Criterion for B(X, Y) to be a Banach Space
Criterion for B(X, Y) to be a Banach Space
| Theorem 1: Let $(X, \| \cdot \|_X)$ and $(Y, \| \cdot \|_Y)$ be normed linear spaces. Then $\mathcal B(X, Y)$ is a Banach space if and only if $Y$ is a Banach space. |
At this time we can only provide one direction of the proof. The other direction is much harder and will be proven later.
- Proof: $\Rightarrow$ Let $(X, \| \cdot \|_X)$ and $(Y, \| \cdot \|_Y)$ be normed linear spaces. We already know that $\mathcal B(X, Y)$ with the operator norm is a normed space, so all we need to show is that it is complete.
- Let $(T_n)_{n=1}^{\infty}$ be a Cauchy sequence of linear operators in $\mathcal B(X, Y)$. Then for all $\epsilon > 0$ there exists an $N \in \mathbb{N}$ such that if $m, n \geq N$ then $\| T_m - T_n \|_{\mathrm{op}} < \epsilon$.
- In particular, for each $x \neq 0$, by letting $\displaystyle{\epsilon_x = \frac{\epsilon}{\| x \|_X} > 0}$ there exists an $N_x \in \mathbb{N}$ such that if $m, n \geq N_x$ then $\| T_m - T_n \|_{\mathrm{op}} < \epsilon_x$ and:
\begin{align} \quad \| T_m(x) - T_n(x) \|_Y \leq \| (T_m - T_n)(x) \|_Y \leq \| T_m - T_n \|_{\mathrm{op}} \| x \|_X < \epsilon_x \| x \|_X = \frac{\epsilon}{\| x \|_X} \cdot \| x \|_X = \epsilon \end{align}
- So $(T_n(x))_{n=1}^{\infty}$ is a Cauchy sequence in $Y$ for every $x \in X$ with $x \neq 0$. And trivially, $(T_n(0))_{n=1}^{\infty} = (0)$ is a Cauchy sequence in $Y$. So $(T_n(x))_{n=1}^{\infty}$ is a Cauchy sequence in $Y$ for every $x \in X$.

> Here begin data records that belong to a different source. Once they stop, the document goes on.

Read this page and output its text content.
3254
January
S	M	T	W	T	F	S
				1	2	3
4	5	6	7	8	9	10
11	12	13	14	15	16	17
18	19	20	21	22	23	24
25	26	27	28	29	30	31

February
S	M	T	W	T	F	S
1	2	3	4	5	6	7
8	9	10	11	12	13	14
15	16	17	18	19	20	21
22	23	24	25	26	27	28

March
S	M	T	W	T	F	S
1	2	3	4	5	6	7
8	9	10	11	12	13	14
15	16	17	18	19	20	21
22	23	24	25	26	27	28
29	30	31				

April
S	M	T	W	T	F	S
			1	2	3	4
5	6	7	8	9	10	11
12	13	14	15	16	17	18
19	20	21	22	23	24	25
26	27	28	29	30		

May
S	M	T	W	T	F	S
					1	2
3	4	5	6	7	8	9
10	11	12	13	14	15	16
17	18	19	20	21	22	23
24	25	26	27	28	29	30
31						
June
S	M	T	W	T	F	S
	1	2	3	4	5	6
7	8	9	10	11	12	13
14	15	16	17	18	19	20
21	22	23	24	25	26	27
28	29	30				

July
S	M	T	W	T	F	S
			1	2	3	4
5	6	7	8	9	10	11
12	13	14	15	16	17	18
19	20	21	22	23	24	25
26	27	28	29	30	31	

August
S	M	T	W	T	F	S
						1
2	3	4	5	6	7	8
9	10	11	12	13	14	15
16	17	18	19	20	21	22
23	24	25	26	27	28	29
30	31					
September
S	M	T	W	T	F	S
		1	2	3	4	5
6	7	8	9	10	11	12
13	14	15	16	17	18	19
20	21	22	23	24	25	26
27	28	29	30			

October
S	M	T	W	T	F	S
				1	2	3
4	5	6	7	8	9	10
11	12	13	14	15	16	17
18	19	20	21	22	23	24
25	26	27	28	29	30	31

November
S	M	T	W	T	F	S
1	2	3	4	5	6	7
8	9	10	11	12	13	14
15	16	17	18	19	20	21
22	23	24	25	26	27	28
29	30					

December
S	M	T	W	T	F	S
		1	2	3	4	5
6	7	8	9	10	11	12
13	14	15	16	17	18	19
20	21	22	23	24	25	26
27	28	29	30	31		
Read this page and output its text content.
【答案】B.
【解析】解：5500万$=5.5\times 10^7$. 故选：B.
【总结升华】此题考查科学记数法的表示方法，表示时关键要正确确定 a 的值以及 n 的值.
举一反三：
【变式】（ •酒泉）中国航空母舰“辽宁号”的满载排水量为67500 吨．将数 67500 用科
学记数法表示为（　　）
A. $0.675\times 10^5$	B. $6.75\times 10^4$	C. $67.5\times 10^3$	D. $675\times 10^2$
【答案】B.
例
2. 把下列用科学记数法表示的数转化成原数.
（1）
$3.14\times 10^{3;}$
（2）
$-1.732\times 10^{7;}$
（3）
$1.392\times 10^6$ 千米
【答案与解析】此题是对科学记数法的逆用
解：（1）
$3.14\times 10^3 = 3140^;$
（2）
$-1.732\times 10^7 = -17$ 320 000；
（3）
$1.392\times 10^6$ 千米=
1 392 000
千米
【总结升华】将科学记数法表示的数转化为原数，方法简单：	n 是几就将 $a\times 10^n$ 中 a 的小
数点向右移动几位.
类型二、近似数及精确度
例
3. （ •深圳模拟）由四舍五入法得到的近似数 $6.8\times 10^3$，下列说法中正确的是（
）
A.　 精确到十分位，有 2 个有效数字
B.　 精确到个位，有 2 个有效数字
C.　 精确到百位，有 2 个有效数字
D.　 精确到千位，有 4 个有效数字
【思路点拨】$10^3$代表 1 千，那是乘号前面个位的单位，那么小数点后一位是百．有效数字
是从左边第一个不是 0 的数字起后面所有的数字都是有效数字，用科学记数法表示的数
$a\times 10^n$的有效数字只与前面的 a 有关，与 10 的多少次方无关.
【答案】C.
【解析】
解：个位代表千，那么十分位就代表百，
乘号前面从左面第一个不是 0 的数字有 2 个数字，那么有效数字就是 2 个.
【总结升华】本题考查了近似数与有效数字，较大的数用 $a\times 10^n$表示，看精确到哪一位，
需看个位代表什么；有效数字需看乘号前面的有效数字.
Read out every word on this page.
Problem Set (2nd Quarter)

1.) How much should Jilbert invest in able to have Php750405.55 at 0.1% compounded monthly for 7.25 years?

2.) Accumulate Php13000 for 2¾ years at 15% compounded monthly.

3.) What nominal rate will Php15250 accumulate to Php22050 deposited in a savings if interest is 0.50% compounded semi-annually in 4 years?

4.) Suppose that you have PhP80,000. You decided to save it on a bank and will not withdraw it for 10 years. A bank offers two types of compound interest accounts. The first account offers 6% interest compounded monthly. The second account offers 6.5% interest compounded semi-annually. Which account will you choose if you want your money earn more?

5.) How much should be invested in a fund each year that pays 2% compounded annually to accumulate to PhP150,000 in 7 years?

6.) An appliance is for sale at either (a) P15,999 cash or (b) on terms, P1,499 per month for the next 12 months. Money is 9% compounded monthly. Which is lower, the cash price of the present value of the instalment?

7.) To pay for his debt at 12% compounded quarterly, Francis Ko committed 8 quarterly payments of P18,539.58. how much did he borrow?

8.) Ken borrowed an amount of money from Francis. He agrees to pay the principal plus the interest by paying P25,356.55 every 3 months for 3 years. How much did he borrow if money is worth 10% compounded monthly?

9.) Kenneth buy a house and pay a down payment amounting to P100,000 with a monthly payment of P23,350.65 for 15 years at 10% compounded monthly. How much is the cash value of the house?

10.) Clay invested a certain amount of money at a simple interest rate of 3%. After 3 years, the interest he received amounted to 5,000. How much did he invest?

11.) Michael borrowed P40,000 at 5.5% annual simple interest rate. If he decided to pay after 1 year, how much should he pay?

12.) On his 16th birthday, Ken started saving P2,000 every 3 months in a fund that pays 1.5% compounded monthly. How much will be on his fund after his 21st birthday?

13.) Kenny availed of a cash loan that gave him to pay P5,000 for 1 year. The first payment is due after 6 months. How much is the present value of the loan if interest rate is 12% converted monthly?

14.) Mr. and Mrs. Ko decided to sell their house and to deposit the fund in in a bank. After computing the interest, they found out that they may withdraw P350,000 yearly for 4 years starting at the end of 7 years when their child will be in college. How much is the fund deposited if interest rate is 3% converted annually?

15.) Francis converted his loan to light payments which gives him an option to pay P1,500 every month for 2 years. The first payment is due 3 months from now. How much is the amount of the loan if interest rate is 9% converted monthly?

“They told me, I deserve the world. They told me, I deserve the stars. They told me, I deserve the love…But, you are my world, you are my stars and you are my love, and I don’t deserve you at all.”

- Since $Y$ is a Banach space, each of these Cauchy sequences converge to some element $y_x \in Y$, that is, for each $x \in X$:
\begin{align} \quad \lim_{n \to \infty} T_n(x) = y_x \end{align}
- Define a function $T : X \to Y$ for all $x \in X$ by:
\begin{align} \quad T(x) = y_x \end{align}
- We first show that $T$ is a linear operator from $X$ to $Y$. Let $x_1, x_2 \in X$ and let $\lambda \in \mathbb{C}$. Then:
\begin{align} \quad T(x_1 + x_2) = y_{x_1 + x_2} = \lim_{n \to \infty} T_n(x_1 + x_2) = \lim_{n \to \infty} [T_n(x_1) + T_n(x_2)] = \lim_{n \to \infty} T_n(x_1) + \lim_{n \to \infty} T_n(x_2) = y_{x_1} + y_{x_2} = T(x_1) + T(x_2) \end{align}
(5)
\begin{align} \quad T(\lambda x_1) = y_{\lambda x_1} = \lim_{n \to \infty} T_n(\lambda x_1) = \lim_{n \to \infty} \lambda T_n(x_1) = \lambda \lim_{n \to \infty} T_n(x_1) = \lambda y_{x_1} = \lambda T(x_1) \end{align}
- So indeed, $T$ is a linear operator from $X$ to $Y$. We now show that $T$ is a bounded linear operator. Let $\epsilon > 0$. Since $(T_n)_{n=1}^{\infty}$ is a Cauchy sequence in $\mathcal B(X, Y)$ there exists an $N \in \mathbb{N}$ such that if $m, n \geq N$ then $\| T_m - T_n \|_{\mathrm{op}} < \epsilon$. So by the continuity of the norm we have that for every $x \in X$:
\begin{align} \quad \| T(x) - T_n(x) \|_Y = \| \lim_{m \to \infty} T_m(x) - T_n(x) \|_Y = \lim_{m \to \infty} \| T_m(x) - T_n(x) \|_Y \leq \lim_{m \to \infty} \| T_m - T_n \|_{\mathrm{op}} \| x \_X| < \epsilon \| x \| \end{align}
- This shows that $(T - T_n) \in \mathcal B(X, Y)$. But we have that $T_n \in \mathcal B(X, Y)$. Since $\mathcal B(X, Y)$ is a linear space, it is closed under its operations. So $T = (T - T_n) + T_n \in \mathcal B(X, Y)$, that is, $T$ is a bounded linear operator.
- We lastly show that $(T_n)_{n=1}^{\infty}$ converges to $T$. From above, we have that if $n \geq N$ then:
\begin{align} \quad \| T - T_n \|_{\mathrm{op}} \| x \|_X < \epsilon \| x \|_X \end{align}
- That is, for $n \geq N$ we have that $\| T - T_n \|_{\mathrm{op}} < \epsilon$. So every Cauchy sequence $(T_n)_{n=1}^{\infty}$ in $\mathcal B(X, Y)$ converges to some $T \in \mathcal B(X, Y)$. So $\mathcal B(X, Y)$ is a Banach space. $\blacksquare$